Without revealing how Alexia and Vincent ultimately come together, it is not hard to realize that the connective tissue keeping this film from falling apart does not come through character or plot, but rather atmosphere, shock value and style. Ducournau knows how to pack a punch in every single scene, from the aforementioned single take to a shot of Alexia walking towards a car’s headlights, dripping wet from the shower. Sexual desire, Cronenbergian body horror and grotesque transformations coalesce and flourish with deformed beauty at every turn.

The film, a fantasy horror extravaganza, gushing with black motor oil and smelling of hot metal, succeeds at leaving a mark, but Ducournau’s attempts to go beyond the metallic surface come to nothing. As the game of shock and awe wears thin, it is hard to find anything in the characters to hold on to, or a thematic through-line that makes sense among the madness.
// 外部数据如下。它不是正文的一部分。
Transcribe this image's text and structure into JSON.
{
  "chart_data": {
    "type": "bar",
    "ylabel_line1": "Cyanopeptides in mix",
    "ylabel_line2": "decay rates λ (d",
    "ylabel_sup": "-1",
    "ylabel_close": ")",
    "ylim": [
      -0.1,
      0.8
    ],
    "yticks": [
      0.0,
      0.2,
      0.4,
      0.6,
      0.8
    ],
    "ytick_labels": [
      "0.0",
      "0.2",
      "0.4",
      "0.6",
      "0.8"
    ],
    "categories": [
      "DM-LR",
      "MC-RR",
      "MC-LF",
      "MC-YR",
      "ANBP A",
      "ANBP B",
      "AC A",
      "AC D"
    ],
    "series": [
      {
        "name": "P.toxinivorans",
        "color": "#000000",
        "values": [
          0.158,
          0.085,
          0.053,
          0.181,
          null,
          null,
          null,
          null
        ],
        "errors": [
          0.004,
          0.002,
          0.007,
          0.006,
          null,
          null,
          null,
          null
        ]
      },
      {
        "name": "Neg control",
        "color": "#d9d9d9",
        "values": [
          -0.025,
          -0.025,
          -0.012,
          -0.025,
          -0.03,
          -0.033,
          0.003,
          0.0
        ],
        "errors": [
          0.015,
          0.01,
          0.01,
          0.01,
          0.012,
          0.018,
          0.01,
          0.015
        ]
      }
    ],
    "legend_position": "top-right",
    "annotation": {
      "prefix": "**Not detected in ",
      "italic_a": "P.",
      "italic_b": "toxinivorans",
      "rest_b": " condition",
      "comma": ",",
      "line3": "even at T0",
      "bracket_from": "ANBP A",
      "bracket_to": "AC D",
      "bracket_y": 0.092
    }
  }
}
Despite the lack of depth, If one looks hard enough, it is possible to guess a thematic arch for Alexia and Vincent, as they are both characters who have suffered trauma in the past and may now find some form of comfort in each other. However, this new genre effort in Ducournau’s filmography left me wondering different questions, such as: who is more crazy? Is it the gender-fluid, car-loving serial killer metal girl? The steroid-junkie fire-chief who is physically and emotionally blind to the truth? Or is it Julia Ducournau, the unhinged ringmistress at the center of it all who, after two films dealing with the sick potential of the human body, uses her art to deal with psychological, therapy-grade issues such as rape, abuse and body dysmorphia?
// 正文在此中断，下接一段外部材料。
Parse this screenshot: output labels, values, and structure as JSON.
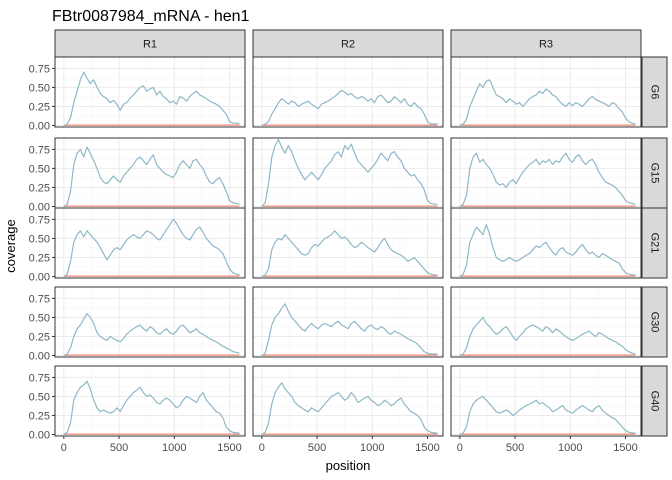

With Titane, the Palme d’or winner gets to walk away triumphantly, but it is hard to see where she will go from here: it is impossible to double down on the trajectory plotted by her last two films. She cannot increase the intensity, so one can only hope that in the future she will mature into a director who uses her skills to do more with less.